What is the relevance of this discussion of the Northern Ireland Inquiry to our blog? The relevance is that the Inquiry touches on something deeper than sex or even cruelty towards children, however horrific these may be. At the heart of the Inquiry is an investigation of an epidemic of abuse of power, manifesting itself a variety of terrible ways. The manifestation of the abuse of power is particularly horrible when directed against children, but we would claim that abuse of power is rampant in society at large. To reflect on the Northern Irish situation helps us become a little more sensitised to abuses of power in our own situation. We will not normally encounter such dramatic examples as child sexual abuse, but if we look carefully at the power abuse around us we will find the same fundamental ingredients at work. Person A pulls rank over Person B and treats them badly. The reason that Person A behaves in this way is because he or she has herself been treated badly by person G. This may be a dramatic over-simplification of the causes of power-abuse in our society but it has enough truth about it to be useful to state.

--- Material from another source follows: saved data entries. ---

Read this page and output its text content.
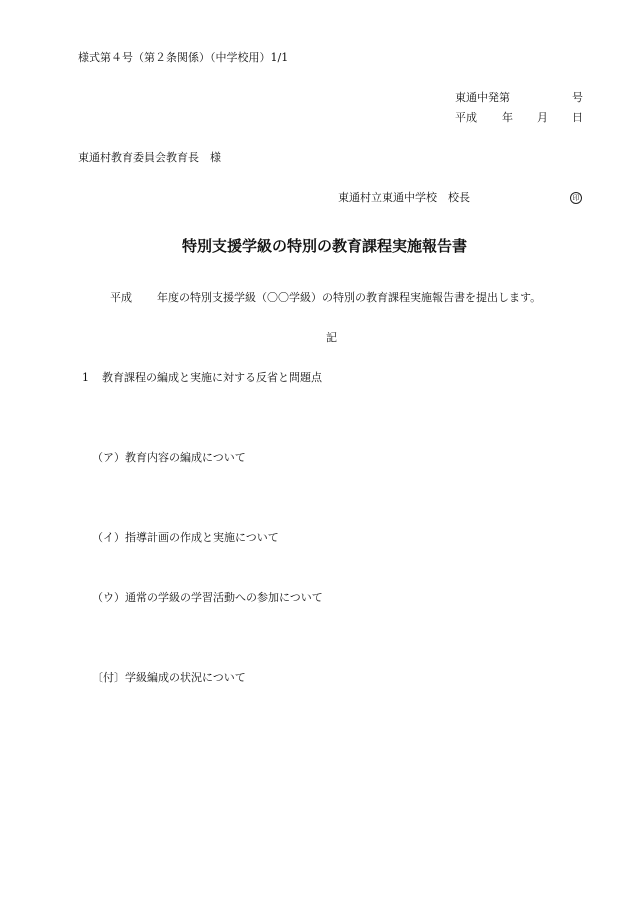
様式第４号（第２条関係）（中学校用）1/1
東通中発第	号
平成 年 月 日
東通村教育委員会教育長　様
東通村立東通中学校　校長	印
特別支援学級の特別の教育課程実施報告書
平成 年度の特別支援学級（〇〇学級）の特別の教育課程実施報告書を提出します。
記
1 教育課程の編成と実施に対する反省と問題点
（ア）教育内容の編成について
（イ）指導計画の作成と実施について
（ウ）通常の学級の学習活動への参加について
〔付〕学級編成の状況について
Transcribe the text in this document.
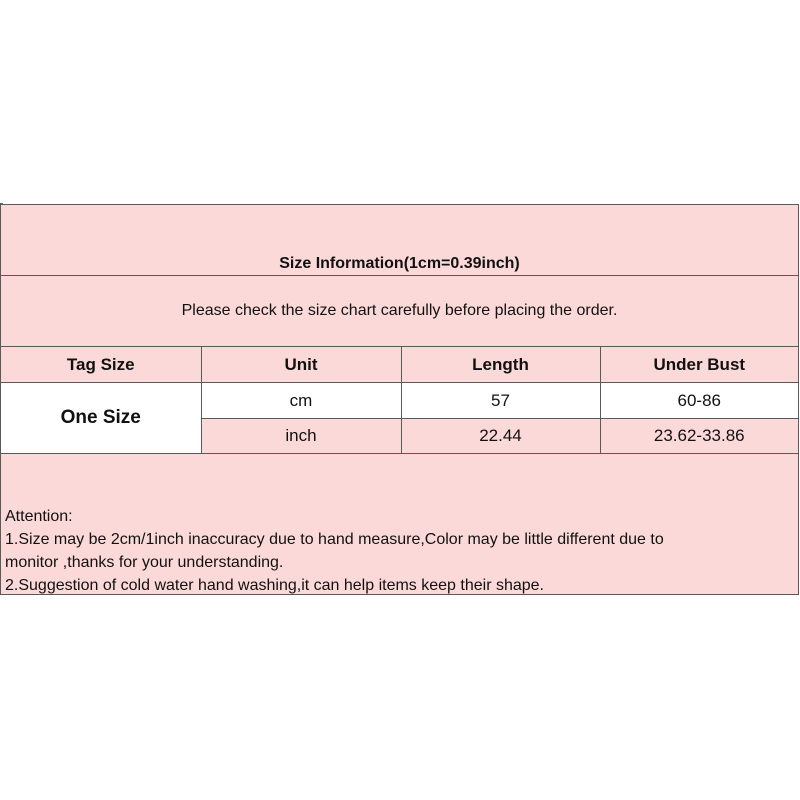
Size Information(1cm=0.39inch)
Please check the size chart carefully before placing the order.
Tag Size	Unit	Length	Under Bust
One Size	cm	57	60-86
	inch	22.44	23.62-33.86
Attention:
1.Size may be 2cm/1inch inaccuracy due to hand measure,Color may be little different due to
monitor ,thanks for your understanding.
2.Suggestion of cold water hand washing,it can help items keep their shape.
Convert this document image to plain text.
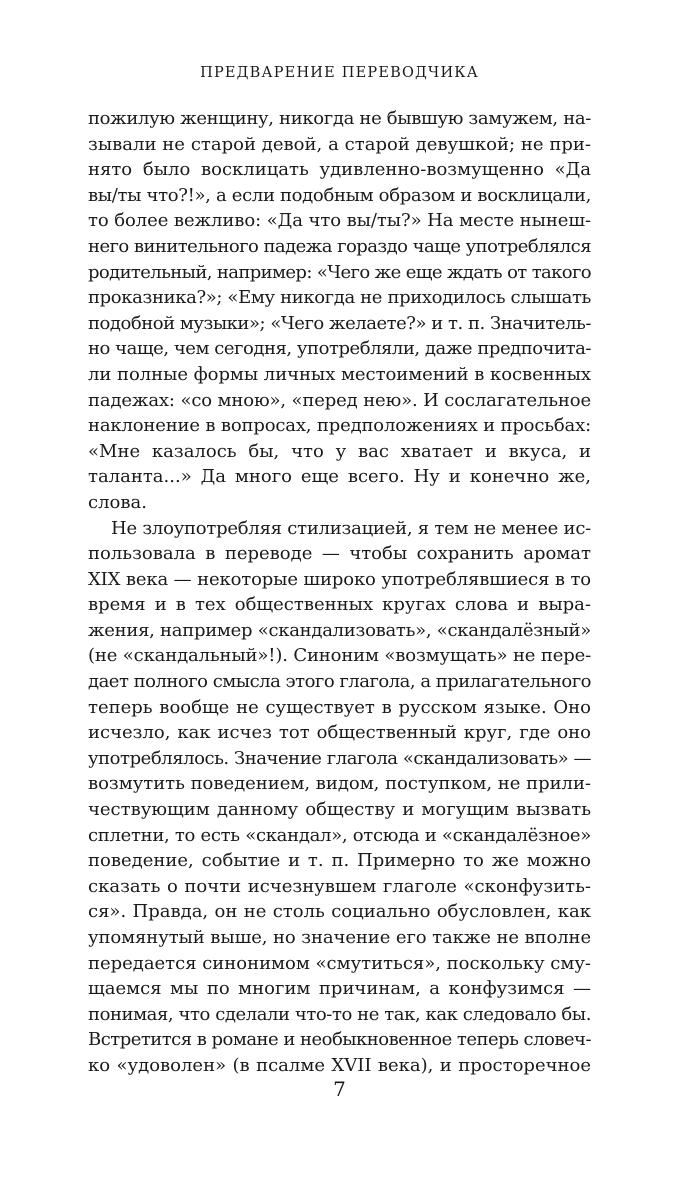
ПРЕДВАРЕНИЕ ПЕРЕВОДЧИКА
пожилую женщину, никогда не бывшую замужем, на-
зывали не старой девой, а старой девушкой; не при-
нято было восклицать удивленно-возмущенно «Да
вы/ты что?!», а если подобным образом и восклицали,
то более вежливо: «Да что вы/ты?» На месте нынеш-
него винительного падежа гораздо чаще употреблялся
родительный, например: «Чего же еще ждать от такого
проказника?»; «Ему никогда не приходилось слышать
подобной музыки»; «Чего желаете?» и т. п. Значитель-
но чаще, чем сегодня, употребляли, даже предпочита-
ли полные формы личных местоимений в косвенных
падежах: «со мною», «перед нею». И сослагательное
наклонение в вопросах, предположениях и просьбах:
«Мне казалось бы, что у вас хватает и вкуса, и таланта...» Да много еще всего. Ну и конечно же, слова.
Не злоупотребляя стилизацией, я тем не менее ис-
пользовала в переводе — чтобы сохранить аромат
XIX века — некоторые широко употреблявшиеся в то
время и в тех общественных кругах слова и выра-
жения, например «скандализовать», «скандалёзный»
(не «скандальный»!). Синоним «возмущать» не пере-
дает полного смысла этого глагола, а прилагательного
теперь вообще не существует в русском языке. Оно
исчезло, как исчез тот общественный круг, где оно
употреблялось. Значение глагола «скандализовать» —
возмутить поведением, видом, поступком, не прили-
чествующим данному обществу и могущим вызвать
сплетни, то есть «скандал», отсюда и «скандалёзное»
поведение, событие и т. п. Примерно то же можно
сказать о почти исчезнувшем глаголе «сконфузить-
ся». Правда, он не столь социально обусловлен, как
упомянутый выше, но значение его также не вполне
передается синонимом «смутиться», поскольку сму-
щаемся мы по многим причинам, а конфузимся —
понимая, что сделали что-то не так, как следовало бы.
Встретится в романе и необыкновенное теперь словеч-
ко «удоволен» (в псалме XVII века), и просторечное
7
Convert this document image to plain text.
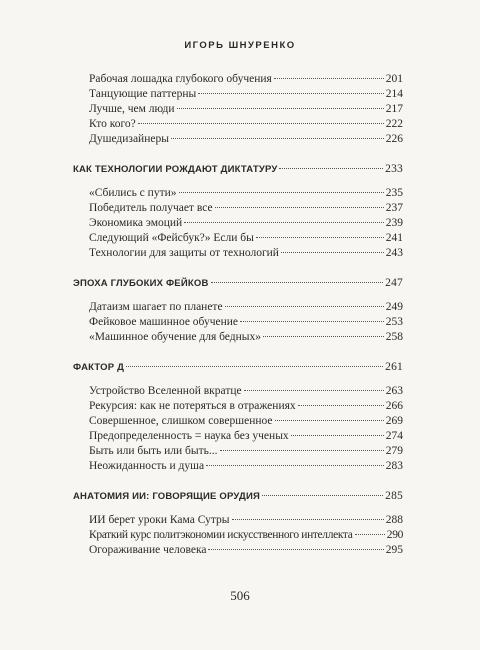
ИГОРЬ ШНУРЕНКО
Рабочая лошадка глубокого обучения	201
Танцующие паттерны	214
Лучше, чем люди	217
Кто кого?	222
Душедизайнеры	226
КАК ТЕХНОЛОГИИ РОЖДАЮТ ДИКТАТУРУ	233
«Сбились с пути»	235
Победитель получает все	237
Экономика эмоций	239
Следующий «Фейсбук?» Если бы	241
Технологии для защиты от технологий	243
ЭПОХА ГЛУБОКИХ ФЕЙКОВ	247
Датаизм шагает по планете	249
Фейковое машинное обучение	253
«Машинное обучение для бедных»	258
ФАКТОР Д	261
Устройство Вселенной вкратце	263
Рекурсия: как не потеряться в отражениях	266
Совершенное, слишком совершенное	269
Предопределенность = наука без ученых	274
Быть или быть или быть...	279
Неожиданность и душа	283
АНАТОМИЯ ИИ: ГОВОРЯЩИЕ ОРУДИЯ	285
ИИ берет уроки Кама Сутры	288
Краткий курс политэкономии искусственного интеллекта	290
Огораживание человека	295
506
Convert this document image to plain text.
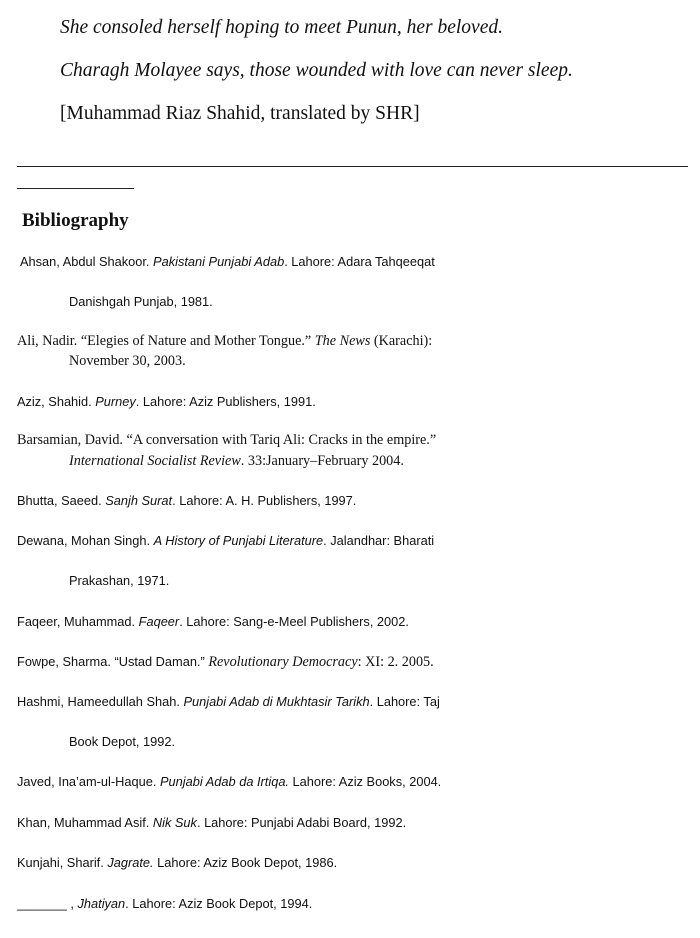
She consoled herself hoping to meet Punun, her beloved.
Charagh Molayee says, those wounded with love can never sleep.
[Muhammad Riaz Shahid, translated by SHR]
Bibliography
Ahsan, Abdul Shakoor. Pakistani Punjabi Adab. Lahore: Adara Tahqeeqat
Danishgah Punjab, 1981.
Ali, Nadir. “Elegies of Nature and Mother Tongue.” The News (Karachi):
November 30, 2003.
Aziz, Shahid. Purney. Lahore: Aziz Publishers, 1991.
Barsamian, David. “A conversation with Tariq Ali: Cracks in the empire.”
International Socialist Review. 33:January–February 2004.
Bhutta, Saeed. Sanjh Surat. Lahore: A. H. Publishers, 1997.
Dewana, Mohan Singh. A History of Punjabi Literature. Jalandhar: Bharati
Prakashan, 1971.
Faqeer, Muhammad. Faqeer. Lahore: Sang-e-Meel Publishers, 2002.
Fowpe, Sharma. “Ustad Daman.” Revolutionary Democracy: XI: 2. 2005.
Hashmi, Hameedullah Shah. Punjabi Adab di Mukhtasir Tarikh. Lahore: Taj
Book Depot, 1992.
Javed, Ina’am-ul-Haque. Punjabi Adab da Irtiqa. Lahore: Aziz Books, 2004.
Khan, Muhammad Asif. Nik Suk. Lahore: Punjabi Adabi Board, 1992.
Kunjahi, Sharif. Jagrate. Lahore: Aziz Book Depot, 1986.
_______ , Jhatiyan. Lahore: Aziz Book Depot, 1994.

When we come back to the church we find that it too is invaded by these same power dynamics. People routinely work out their past humiliations by seeking to dominate others in petty power games. If their position in a church is one of authority the temptation to abuse their power is greater and potentially more damaging. The leader may subconsciously have sought this position of power precisely because their past traumas needed to be afforded some sort of palliative relief, that afforded by a gratuitous exercise of power. I will be speaking further about this pattern of behaviour as it is covered in some reading I have recently done into what is known as ‘traumatic narcissism’. Meanwhile I am asking my readers to reflect on power games, not only insofar as they are the victims of them, but also as they may contribute to them so that other people are affected. While these are less severe by far than those revealed at work in Northern Ireland, let us at least recognise a functioning of similar human weaknesses and foibles. All of us fit somewhere into the webs of power dynamics that go on around us. Sometimes our participation is benign, sometimes less helpful. Our conscience and capacity for self-reflection should guide us in the way we deal with these. An imaginative identification with the victims in Northern Ireland may help to understand, albeit in an extreme form, the dynamics of power abuse. In a lesser way these are manifested in the people and situations around us day by day. Understanding and identifying them is the key to dealing with them successfully.